Massachusetts allows cities and towns to decide how to slice and dice their liquor licenses, according to Rob Mellion, head of the Massachusetts Package Stores Association. So if a town has 33 licenses, say, 20 of them might allow the sale of all three in single stores, while 13 of the licenses limit stores to beer and wine.
Once you get your head around all of that, there’s some good news: Retailers can sell alcohol 363 days a year from 8 a.m. to 11 p.m. Monday through Saturday, and on Sundays from 10 a.m. to 11 p.m. You’ll have to plan ahead if you want some hooch on Thanksgiving or Christmas.
Bars and restaurants can serve from 11 in the morning to 11 at night. However, local officials can extend closing hours to as late as 2 a.m., but no later.
And it’s true: Happy hour is banned in Massachusetts.
Part of the reason is related to a tragic death that took place in Braintree in 1983. It involved a young woman who drank way too much after winning free alcohol during a “name that tune” contest. After leaving the bar, she drove off, proceeding to drag her friend under the car to her untimely death.
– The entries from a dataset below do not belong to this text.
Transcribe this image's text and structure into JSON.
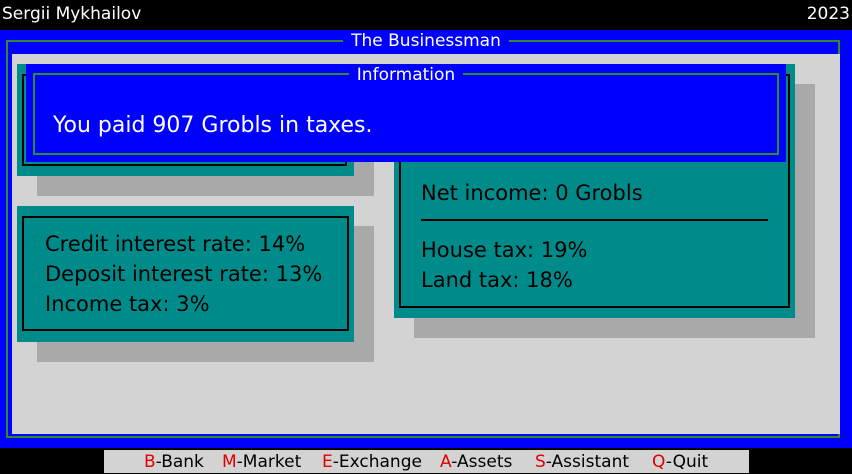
{
  "header": {
    "user_name": "Sergii Mykhailov",
    "year": "2023"
  },
  "main_window": {
    "title": "The Businessman"
  },
  "left_panel": {
    "lines": [
      "Credit interest rate: 14%",
      "Deposit interest rate: 13%",
      "Income tax: 3%"
    ]
  },
  "right_panel": {
    "net_income": "Net income: 0 Grobls",
    "house_tax": "House tax: 19%",
    "land_tax": "Land tax: 18%"
  },
  "info_dialog": {
    "title": "Information",
    "message": "You paid 907 Grobls in taxes."
  },
  "menu": {
    "items": [
      {
        "key": "B",
        "label": "-Bank"
      },
      {
        "key": "M",
        "label": "-Market"
      },
      {
        "key": "E",
        "label": "-Exchange"
      },
      {
        "key": "A",
        "label": "-Assets"
      },
      {
        "key": "S",
        "label": "-Assistant"
      },
      {
        "key": "Q",
        "label": "-Quit"
      }
    ]
  },
  "colors": {
    "window_blue": "#0000ff",
    "panel_teal": "#008b8b",
    "desktop_gray": "#d3d3d3",
    "shadow_gray": "#a9a9a9",
    "frame_green": "#2e8b2e",
    "hotkey_red": "#e00000"
  }
}
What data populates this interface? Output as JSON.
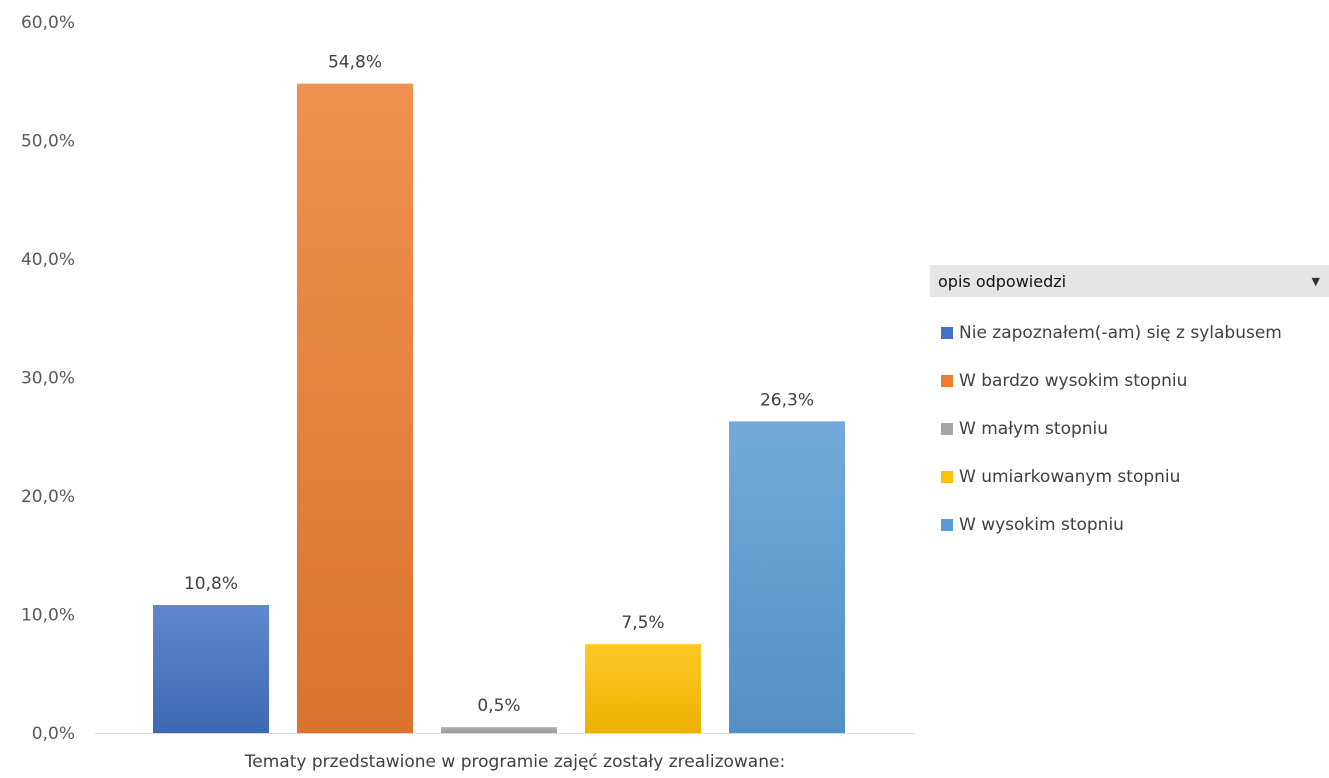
{
  "chart_data": {
    "type": "bar",
    "categories": [
      "Nie zapoznałem(-am) się z sylabusem",
      "W bardzo wysokim stopniu",
      "W małym stopniu",
      "W umiarkowanym stopniu",
      "W wysokim  stopniu"
    ],
    "values": [
      10.8,
      54.8,
      0.5,
      7.5,
      26.3
    ],
    "value_labels": [
      "10,8%",
      "54,8%",
      "0,5%",
      "7,5%",
      "26,3%"
    ],
    "colors": [
      "#4472c4",
      "#ed7d31",
      "#a5a5a5",
      "#ffc000",
      "#5b9bd5"
    ],
    "xlabel": "Tematy przedstawione w programie zajęć zostały zrealizowane:",
    "ylabel": "",
    "ylim": [
      0,
      60
    ],
    "yticks": [
      0,
      10,
      20,
      30,
      40,
      50,
      60
    ],
    "ytick_labels": [
      "0,0%",
      "10,0%",
      "20,0%",
      "30,0%",
      "40,0%",
      "50,0%",
      "60,0%"
    ],
    "grid": false,
    "legend_position": "right"
  },
  "legend": {
    "title": "opis odpowiedzi",
    "dropdown_icon": "dropdown-arrow-icon",
    "items": [
      {
        "label": "Nie zapoznałem(-am) się z sylabusem",
        "color": "#4472c4"
      },
      {
        "label": "W bardzo wysokim stopniu",
        "color": "#ed7d31"
      },
      {
        "label": "W małym stopniu",
        "color": "#a5a5a5"
      },
      {
        "label": "W umiarkowanym stopniu",
        "color": "#ffc000"
      },
      {
        "label": "W wysokim  stopniu",
        "color": "#5b9bd5"
      }
    ]
  }
}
The happy hour statute limits promotional activities at places that serve booze: no free or reduced price drinks, no “all-you-can-drink” periods (except at private functions), no games or contests with alcohol for a prize, no getting served more than two drinks at a time.
There’s been chatter over the years about bringing happy hours back, but many bar owners are against the idea, according to Rob Mellion.
“They fear liability associated with it,” Mellion said, “and in order to do so, their insurance rates would go through the roof.”